I found the code below on stackoverflow and it works well in finding the most common words in a string. But can I exclude the counting on common words like "a, if, you, have, etc"? Or would I have to remove the elements after counting? How would I do this? Thanks in advance.
<?php
$text = "A very nice to tot to text.

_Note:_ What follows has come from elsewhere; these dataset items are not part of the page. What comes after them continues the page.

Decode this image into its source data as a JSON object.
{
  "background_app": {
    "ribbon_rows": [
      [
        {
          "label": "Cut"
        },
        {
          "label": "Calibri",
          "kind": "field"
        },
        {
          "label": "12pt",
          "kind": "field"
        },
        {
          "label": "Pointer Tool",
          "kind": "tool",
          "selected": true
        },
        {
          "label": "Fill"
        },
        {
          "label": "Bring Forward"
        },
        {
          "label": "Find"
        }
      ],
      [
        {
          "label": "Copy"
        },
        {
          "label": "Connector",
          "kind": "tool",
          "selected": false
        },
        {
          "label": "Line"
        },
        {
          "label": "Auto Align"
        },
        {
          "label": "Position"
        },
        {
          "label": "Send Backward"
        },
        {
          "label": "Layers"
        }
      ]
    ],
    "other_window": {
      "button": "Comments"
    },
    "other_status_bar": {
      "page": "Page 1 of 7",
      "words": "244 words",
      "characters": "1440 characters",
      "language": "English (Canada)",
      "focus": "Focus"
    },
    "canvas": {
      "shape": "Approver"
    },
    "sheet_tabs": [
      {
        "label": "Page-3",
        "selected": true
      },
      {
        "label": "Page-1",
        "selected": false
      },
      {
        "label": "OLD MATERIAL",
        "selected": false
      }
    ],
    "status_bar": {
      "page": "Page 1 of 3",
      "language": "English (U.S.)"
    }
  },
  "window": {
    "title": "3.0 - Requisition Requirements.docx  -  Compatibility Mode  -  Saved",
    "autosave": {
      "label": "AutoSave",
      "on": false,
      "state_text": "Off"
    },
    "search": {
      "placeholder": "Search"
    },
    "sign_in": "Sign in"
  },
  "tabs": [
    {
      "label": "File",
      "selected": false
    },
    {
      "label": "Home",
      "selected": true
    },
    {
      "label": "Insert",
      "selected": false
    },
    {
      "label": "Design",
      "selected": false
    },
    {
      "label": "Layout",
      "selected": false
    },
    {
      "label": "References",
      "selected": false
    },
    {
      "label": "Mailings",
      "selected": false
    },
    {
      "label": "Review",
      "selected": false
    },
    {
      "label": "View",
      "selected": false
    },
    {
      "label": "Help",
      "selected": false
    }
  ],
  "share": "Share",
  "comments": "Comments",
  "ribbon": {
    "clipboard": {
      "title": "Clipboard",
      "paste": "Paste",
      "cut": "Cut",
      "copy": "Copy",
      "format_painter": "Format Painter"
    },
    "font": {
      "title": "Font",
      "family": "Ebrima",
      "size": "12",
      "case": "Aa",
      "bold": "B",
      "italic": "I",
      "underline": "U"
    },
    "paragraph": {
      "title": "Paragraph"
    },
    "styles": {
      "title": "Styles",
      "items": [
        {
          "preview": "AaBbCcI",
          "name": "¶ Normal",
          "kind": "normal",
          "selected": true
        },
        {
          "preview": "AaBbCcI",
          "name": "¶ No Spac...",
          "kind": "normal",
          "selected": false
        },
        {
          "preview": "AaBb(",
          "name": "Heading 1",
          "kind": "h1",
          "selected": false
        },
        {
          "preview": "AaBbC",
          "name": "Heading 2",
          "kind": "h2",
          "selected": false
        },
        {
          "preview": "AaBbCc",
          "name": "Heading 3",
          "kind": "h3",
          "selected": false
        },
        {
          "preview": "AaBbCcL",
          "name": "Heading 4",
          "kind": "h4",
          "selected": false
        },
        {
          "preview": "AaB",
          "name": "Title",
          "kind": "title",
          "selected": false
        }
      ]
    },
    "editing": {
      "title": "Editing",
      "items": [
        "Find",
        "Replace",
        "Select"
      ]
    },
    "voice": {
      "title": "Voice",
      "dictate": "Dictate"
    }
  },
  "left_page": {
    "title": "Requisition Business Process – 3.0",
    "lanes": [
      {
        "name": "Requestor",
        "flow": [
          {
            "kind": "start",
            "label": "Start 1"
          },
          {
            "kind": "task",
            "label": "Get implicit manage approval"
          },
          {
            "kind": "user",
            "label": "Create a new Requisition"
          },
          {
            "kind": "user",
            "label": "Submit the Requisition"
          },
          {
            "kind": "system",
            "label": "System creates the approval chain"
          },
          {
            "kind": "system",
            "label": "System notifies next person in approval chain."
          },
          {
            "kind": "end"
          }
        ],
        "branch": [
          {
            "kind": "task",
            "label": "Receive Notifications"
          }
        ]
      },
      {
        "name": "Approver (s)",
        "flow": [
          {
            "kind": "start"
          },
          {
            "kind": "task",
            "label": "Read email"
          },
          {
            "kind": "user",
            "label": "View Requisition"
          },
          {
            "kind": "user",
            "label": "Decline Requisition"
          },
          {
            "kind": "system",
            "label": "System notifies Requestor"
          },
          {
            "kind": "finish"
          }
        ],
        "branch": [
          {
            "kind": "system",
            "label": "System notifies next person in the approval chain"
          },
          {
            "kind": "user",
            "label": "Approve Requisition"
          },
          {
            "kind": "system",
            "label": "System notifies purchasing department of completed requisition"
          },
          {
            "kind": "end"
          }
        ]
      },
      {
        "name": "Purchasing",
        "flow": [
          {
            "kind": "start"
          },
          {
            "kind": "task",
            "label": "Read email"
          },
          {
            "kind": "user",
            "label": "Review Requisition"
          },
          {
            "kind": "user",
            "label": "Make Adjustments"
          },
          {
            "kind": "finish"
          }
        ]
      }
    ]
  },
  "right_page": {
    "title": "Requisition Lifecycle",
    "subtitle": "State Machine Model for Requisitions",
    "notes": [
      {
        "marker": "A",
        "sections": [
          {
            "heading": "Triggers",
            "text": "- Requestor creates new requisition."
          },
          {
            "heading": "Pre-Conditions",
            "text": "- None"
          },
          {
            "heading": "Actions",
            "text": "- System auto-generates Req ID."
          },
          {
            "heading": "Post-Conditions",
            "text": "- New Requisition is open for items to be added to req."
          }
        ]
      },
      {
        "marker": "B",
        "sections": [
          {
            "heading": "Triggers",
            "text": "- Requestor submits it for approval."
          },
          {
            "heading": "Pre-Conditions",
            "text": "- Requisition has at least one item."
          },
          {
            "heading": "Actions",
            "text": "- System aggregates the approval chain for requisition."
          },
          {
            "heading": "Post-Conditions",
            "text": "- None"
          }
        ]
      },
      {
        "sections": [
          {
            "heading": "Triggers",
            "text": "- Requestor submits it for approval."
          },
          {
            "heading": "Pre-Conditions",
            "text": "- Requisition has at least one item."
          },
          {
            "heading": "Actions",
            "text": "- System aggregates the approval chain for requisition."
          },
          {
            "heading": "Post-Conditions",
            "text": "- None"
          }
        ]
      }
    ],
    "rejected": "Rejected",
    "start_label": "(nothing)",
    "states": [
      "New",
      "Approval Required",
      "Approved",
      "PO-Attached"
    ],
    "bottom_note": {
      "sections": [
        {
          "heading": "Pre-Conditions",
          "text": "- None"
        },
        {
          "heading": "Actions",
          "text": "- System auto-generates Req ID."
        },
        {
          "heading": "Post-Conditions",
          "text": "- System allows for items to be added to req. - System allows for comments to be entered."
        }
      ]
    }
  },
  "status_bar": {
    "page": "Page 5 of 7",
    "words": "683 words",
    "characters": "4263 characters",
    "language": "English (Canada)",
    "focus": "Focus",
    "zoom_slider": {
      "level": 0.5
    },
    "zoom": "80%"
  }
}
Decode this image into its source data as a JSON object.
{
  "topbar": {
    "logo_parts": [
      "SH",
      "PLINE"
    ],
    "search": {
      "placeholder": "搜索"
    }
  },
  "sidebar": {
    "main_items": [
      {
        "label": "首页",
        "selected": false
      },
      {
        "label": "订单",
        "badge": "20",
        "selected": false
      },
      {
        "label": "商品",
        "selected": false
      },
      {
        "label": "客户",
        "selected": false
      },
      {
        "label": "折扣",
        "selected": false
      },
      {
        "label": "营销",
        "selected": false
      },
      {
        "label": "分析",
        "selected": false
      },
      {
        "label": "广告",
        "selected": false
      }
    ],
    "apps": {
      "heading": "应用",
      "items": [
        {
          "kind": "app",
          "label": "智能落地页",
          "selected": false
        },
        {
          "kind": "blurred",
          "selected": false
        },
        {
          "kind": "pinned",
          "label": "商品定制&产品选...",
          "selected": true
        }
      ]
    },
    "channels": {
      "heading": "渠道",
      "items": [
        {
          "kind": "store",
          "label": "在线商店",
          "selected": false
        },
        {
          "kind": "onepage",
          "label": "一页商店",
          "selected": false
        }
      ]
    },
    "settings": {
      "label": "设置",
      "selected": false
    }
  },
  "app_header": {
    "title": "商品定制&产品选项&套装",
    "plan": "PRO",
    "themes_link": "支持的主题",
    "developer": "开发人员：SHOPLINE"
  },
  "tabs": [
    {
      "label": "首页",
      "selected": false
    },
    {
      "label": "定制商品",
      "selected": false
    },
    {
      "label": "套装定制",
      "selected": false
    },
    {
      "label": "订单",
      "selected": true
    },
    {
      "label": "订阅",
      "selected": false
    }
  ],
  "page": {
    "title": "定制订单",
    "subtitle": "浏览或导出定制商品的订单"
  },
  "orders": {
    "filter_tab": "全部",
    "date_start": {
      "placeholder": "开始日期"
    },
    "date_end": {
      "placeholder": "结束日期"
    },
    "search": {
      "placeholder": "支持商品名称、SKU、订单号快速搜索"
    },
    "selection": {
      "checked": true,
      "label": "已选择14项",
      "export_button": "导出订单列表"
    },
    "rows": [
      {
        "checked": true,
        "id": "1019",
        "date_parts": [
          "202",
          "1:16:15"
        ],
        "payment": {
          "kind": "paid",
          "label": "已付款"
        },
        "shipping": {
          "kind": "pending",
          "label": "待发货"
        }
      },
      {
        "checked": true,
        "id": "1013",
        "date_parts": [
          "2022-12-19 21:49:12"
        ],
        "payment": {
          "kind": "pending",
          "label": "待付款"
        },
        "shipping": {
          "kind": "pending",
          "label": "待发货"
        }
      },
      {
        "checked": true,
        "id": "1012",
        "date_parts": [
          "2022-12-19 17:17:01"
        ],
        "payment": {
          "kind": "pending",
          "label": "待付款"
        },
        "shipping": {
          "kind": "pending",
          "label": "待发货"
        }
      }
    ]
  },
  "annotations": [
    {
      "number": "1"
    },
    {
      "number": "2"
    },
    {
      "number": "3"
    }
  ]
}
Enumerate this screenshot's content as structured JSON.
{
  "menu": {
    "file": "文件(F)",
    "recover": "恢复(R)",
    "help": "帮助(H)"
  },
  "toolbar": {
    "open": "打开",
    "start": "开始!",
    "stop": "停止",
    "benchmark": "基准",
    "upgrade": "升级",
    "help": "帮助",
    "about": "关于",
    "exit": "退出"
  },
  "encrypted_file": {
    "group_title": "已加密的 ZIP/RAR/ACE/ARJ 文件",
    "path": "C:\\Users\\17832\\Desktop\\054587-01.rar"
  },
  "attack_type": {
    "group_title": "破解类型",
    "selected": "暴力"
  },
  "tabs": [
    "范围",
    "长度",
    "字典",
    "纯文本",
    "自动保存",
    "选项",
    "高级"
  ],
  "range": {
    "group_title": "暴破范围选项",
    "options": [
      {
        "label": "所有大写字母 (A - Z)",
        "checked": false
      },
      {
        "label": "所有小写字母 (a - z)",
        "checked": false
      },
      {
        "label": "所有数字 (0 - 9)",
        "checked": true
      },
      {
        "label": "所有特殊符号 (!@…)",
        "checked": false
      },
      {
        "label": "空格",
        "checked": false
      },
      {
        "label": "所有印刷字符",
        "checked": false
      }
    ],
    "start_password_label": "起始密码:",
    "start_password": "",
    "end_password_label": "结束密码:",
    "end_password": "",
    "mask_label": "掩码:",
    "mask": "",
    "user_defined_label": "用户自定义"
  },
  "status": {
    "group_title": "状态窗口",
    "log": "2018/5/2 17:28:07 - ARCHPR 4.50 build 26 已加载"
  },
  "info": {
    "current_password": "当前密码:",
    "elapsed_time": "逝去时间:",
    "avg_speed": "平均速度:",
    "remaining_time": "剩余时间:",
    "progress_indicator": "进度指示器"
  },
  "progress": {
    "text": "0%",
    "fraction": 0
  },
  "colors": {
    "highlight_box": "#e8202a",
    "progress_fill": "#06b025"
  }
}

Something nice to think about if you're into text.";
$words = str_word_count($text, 1);
$frequency = array_count_values($words);
arsort($frequency);
echo '<pre>';
print_r($frequency);
echo '</pre>';
?>
This is a function that extract common words from a string. it takes three parameters; string, stop words array and keywords count. you have to get the stop_words from txt file using php function that take txt file into array
$stop_words = file('stop_words.txt', FILE_IGNORE_NEW_LINES | FILE_SKIP_EMPTY_LINES);
$this->extract_common_words( $text, $stop_words)
You can use this file stop_words.txt as your primary stop words file, or create your own file.
function extract_common_words($string, $stop_words, $max_count = 5) {
$string = preg_replace('/ss+/i', '', $string);
$string = trim($string); // trim the string
$string = preg_replace('/[^a-zA-Z -]/', '', $string); // only take alphabet characters, but keep the spaces and dashes too…
$string = strtolower($string); // make it lowercase
preg_match_all('/\b.*?\b/i', $string, $match_words);
$match_words = $match_words[0];
foreach ( $match_words as $key => $item ) {
if ( $item == '' || in_array(strtolower($item), $stop_words) || strlen($item) <= 3 ) {
unset($match_words[$key]);
}
}
$word_count = str_word_count( implode(" ", $match_words) , 1);
$frequency = array_count_values($word_count);
arsort($frequency);
//arsort($word_count_arr);
$keywords = array_slice($frequency, 0, $max_count);
return $keywords;
}
There's not additional parameters or a native PHP function that you can pass words to exclude. As such, I would just use what you have and ignore a custom set of words returned by str_word_count
.
You can do this easily by using array_diff()
:
$words = array("if", "you", "do", "this", 'I', 'do', 'that');
$stopwords = array("a", "you", "if");
print_r(array_diff($words, $stopwords));
gives
Array
(
[2] => do
[3] => this
[4] => I
[5] => do
[6] => that
)
But you have to take care of lower and upper case yourself. The easiest way here would be to
convert the text to lowercase beforehand.
Here is my solution by using the built-in PHP functions:
most_frequent_words — Find most frequent word(s) appeared in a String
function most_frequent_words($string, $stop_words = [], $limit = 5) {
$string = strtolower($string); // Make string lowercase
$words = str_word_count($string, 1); // Returns an array containing all the words found inside the string
$words = array_diff($words, $stop_words); // Remove black-list words from the array
$words = array_count_values($words); // Count the number of occurrence
arsort($words); // Sort based on count
return array_slice($words, 0, $limit); // Limit the number of words and returns the word array
}
Returns array contains word(s) appeared most frequently in the string.
Parameters :
string $string - The input string.
array $stop_words (optional) - List of words which are filtered out from the array, Default empty array.
string $limit (optional) - Limit the number of words returned, Default 5.